In our culture it’s much harder for many of us to see. We are constantly bombarded with images that tell us over and over that life consists in driving this car, in wearing this fragrance, in having this logo on the side of your shoes, in drinking this coffee. Images telling us that not only can we have it all but that we deserve it all and that we’ll be pitiful and miserable failures if we don’t have it all. We have industries devoted to shaping the conversation when we talk to ourselves so that when we look in the shop window and think “Isn’t that beautiful,” the following voice that says, “Yes, but you don’t need one and you can’t afford it,” is quickly drowned out by voices that have been well tutored in saying, “You deserve it. You’ve earned it. You have a right to it.” Even voices saying, “You’re contributing to the economy by buying it. You can put it on credit. You’re keeping the wheels of industry turning. You’re a responsible citizen.”

Margie, Acacia and I have just finished watching recordings of the wonderful TV series, Seachange. In one episode, Laura, the former big city lawyer who dropped out of the rat race and became the local magistrate in a small coastal town, was being lured back to the big smoke by her former boss. “Come on,” he said, “You’ve done your escape thing. You’ve spent some quality time with your kids. It’s time to return to the real world. We’ll double your salary.”

Back to the real world. The world where you’ll sacrifice your kids for a pay rise. The world where all relationships are expendable in the pursuit of the dollar.

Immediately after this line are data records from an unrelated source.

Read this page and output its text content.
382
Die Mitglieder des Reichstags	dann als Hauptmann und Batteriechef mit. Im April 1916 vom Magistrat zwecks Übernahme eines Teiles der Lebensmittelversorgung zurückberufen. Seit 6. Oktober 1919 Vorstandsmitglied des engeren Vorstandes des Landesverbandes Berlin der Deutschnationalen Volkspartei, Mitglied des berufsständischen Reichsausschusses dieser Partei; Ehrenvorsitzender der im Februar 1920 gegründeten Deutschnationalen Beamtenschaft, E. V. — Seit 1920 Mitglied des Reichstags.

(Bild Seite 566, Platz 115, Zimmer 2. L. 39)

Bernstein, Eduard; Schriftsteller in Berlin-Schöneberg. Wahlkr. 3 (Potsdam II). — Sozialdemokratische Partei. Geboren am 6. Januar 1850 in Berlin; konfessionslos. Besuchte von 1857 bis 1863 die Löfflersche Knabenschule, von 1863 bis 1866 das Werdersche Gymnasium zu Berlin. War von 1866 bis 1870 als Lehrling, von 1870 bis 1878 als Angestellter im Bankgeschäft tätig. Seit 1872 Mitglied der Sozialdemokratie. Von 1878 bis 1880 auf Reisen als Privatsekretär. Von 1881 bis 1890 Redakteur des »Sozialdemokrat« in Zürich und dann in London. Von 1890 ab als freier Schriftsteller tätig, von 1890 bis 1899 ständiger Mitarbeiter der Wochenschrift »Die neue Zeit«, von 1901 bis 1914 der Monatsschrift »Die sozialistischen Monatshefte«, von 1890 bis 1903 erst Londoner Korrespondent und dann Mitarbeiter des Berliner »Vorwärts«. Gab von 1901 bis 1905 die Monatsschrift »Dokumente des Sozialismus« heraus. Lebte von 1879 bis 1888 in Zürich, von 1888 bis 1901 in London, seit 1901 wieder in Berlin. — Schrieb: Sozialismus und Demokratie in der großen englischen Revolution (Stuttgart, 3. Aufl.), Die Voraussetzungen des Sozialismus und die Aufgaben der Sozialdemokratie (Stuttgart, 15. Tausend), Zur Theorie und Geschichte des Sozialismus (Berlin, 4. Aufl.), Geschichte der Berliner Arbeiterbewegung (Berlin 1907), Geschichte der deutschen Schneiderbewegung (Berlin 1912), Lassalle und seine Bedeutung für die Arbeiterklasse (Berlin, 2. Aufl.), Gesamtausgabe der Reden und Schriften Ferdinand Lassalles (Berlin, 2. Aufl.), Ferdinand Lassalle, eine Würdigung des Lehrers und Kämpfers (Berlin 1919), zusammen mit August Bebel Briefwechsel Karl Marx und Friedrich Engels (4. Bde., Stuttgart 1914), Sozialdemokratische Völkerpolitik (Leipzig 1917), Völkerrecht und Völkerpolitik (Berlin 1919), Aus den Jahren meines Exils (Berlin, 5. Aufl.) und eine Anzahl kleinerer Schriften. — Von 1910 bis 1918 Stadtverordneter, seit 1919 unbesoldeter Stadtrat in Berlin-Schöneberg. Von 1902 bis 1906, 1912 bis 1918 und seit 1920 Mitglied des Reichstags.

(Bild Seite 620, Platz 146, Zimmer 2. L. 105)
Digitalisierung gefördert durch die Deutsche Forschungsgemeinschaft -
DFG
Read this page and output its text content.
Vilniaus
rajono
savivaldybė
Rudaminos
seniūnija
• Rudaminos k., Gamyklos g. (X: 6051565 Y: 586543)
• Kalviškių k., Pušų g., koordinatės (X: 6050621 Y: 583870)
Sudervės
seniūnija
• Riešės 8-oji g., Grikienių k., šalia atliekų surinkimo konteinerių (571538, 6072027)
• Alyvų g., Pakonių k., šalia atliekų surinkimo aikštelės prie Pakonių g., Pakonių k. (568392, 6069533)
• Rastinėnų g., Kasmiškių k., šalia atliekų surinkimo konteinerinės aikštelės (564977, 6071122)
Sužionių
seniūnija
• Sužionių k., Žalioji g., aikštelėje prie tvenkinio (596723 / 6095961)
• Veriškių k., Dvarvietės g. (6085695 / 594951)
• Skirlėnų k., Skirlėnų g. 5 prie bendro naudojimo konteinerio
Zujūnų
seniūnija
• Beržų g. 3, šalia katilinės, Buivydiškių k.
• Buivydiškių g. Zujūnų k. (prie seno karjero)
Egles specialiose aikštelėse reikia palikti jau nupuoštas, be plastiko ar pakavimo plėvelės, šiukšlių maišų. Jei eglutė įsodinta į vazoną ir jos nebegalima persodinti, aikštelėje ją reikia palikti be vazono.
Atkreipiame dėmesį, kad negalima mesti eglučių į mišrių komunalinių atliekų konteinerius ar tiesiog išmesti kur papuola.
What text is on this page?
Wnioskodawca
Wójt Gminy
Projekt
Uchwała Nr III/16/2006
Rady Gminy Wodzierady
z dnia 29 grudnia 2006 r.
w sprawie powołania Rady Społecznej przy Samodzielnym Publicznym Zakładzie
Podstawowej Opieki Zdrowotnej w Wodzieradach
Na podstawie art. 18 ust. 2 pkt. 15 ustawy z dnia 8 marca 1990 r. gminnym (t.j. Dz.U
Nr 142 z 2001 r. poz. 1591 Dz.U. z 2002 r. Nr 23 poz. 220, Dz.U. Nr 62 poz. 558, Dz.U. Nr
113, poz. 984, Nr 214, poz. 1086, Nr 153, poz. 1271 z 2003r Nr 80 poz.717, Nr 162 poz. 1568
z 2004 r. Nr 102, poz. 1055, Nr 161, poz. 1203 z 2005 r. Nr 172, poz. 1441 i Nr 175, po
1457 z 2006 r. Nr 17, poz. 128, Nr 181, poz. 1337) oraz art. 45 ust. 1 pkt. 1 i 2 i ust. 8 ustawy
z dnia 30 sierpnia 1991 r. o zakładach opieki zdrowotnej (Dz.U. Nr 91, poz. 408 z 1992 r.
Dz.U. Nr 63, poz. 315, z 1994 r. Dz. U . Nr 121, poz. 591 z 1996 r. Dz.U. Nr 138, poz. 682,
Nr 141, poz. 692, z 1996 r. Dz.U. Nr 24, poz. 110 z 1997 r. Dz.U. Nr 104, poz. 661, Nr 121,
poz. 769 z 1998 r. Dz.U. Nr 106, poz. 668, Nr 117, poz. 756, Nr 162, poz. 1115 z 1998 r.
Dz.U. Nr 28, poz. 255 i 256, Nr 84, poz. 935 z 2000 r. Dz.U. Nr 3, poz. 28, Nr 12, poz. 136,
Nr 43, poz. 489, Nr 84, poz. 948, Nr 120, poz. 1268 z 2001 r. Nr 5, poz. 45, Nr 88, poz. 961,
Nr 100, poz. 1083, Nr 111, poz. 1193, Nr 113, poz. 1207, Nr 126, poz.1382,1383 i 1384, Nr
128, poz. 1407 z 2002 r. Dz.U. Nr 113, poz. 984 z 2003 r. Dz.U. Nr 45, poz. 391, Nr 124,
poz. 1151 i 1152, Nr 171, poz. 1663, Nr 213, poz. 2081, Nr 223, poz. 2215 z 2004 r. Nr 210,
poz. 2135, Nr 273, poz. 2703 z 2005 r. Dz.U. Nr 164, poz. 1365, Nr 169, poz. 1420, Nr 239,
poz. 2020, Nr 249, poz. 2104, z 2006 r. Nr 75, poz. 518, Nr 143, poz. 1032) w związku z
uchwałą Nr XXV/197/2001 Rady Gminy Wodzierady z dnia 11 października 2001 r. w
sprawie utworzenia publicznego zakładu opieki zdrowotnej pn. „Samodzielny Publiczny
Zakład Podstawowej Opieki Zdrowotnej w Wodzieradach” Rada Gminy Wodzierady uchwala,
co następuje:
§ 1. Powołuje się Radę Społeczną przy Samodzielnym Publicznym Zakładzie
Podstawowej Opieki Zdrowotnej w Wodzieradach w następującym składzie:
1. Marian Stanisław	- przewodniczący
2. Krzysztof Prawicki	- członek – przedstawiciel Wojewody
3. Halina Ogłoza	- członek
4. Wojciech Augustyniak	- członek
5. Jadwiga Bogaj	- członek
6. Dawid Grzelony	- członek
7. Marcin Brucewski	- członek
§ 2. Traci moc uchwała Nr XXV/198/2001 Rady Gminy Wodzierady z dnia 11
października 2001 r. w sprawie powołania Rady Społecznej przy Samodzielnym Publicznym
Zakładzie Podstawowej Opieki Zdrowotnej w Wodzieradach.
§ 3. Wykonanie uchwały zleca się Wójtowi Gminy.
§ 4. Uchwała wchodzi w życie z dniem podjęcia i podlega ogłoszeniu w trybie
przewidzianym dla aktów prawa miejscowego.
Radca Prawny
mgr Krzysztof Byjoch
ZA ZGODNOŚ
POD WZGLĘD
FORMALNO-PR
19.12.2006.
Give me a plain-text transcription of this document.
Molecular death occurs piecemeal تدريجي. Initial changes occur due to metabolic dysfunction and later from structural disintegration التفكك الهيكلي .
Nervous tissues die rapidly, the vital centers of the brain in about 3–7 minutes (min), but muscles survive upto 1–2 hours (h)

That’s becoming more and more our world isn’t it? In Jesus’ day to be rich was valued, but to be rich without family or close relationships was seen as a ludicrous waste and a pitiful condition. Today we’d probably elect that man Premier. He’d certainly be a shoo-in for an available CEO position. We’d probably have him restructuring our hospital system, deciding how much to spend on maintaining our water quality, or something. No wonder the good doctors are walking out. We keep electing politicians who believe that treating sick patients and supplying water to major cities should be profit making ventures. Funny how the profits look better if you provide less care isn’t it?

Having crippled ourselves with a consumer culture of covetousness – work, shop, accumulate, die – we are now seeing what goes on when we structure the institutions of our society on the same principles we’ve been living by. We find they become as sick and friendless and dysfunctional as the people running them.

An individual’s life does not consist in the abundance of possessions. A society’s life does not consist in the profit dividends of its essential services. Jesus points us back to what our lives do consist of: our inter-relatedness with God, with one another, with our world. The web of connections which you can and do take with you. Any values or priorities for which you are willing to sacrifice those inter-connections, those relationships, are values and priorities that will cripple you and drain you of spirit, of life itself.

Jesus said, “I have come that you might have life, and have it abundantly.” Jesus came to reconnect you with the sources of life, with love, with hope, with care, with joy, with the very God of life.

At this table, God places the bread of life and the life blood of the universe in our hands and says, “Eat. Drink. This is my body, given for you, that you might have life.” At this table Jesus invites you into relationship with God and with every one who gathers at this table. The choice is yours. At which table will you find the life you want? If what you’re busy having a conversation with yourself about where you’ll store all the things you really want when your cards come up on the Blackjack table then you’ll probably find nothing of recognisable value at this table and you’ll walk on by. But if you’re sick of living like an island, working like a robot and being treated like a ledger entry, then at this table you’ll find the way out. Ordinary things of no monetary worth, but priceless if you are looking for the way back into connection with the Spirit of the Universe and with those who are travelling into fullness of life.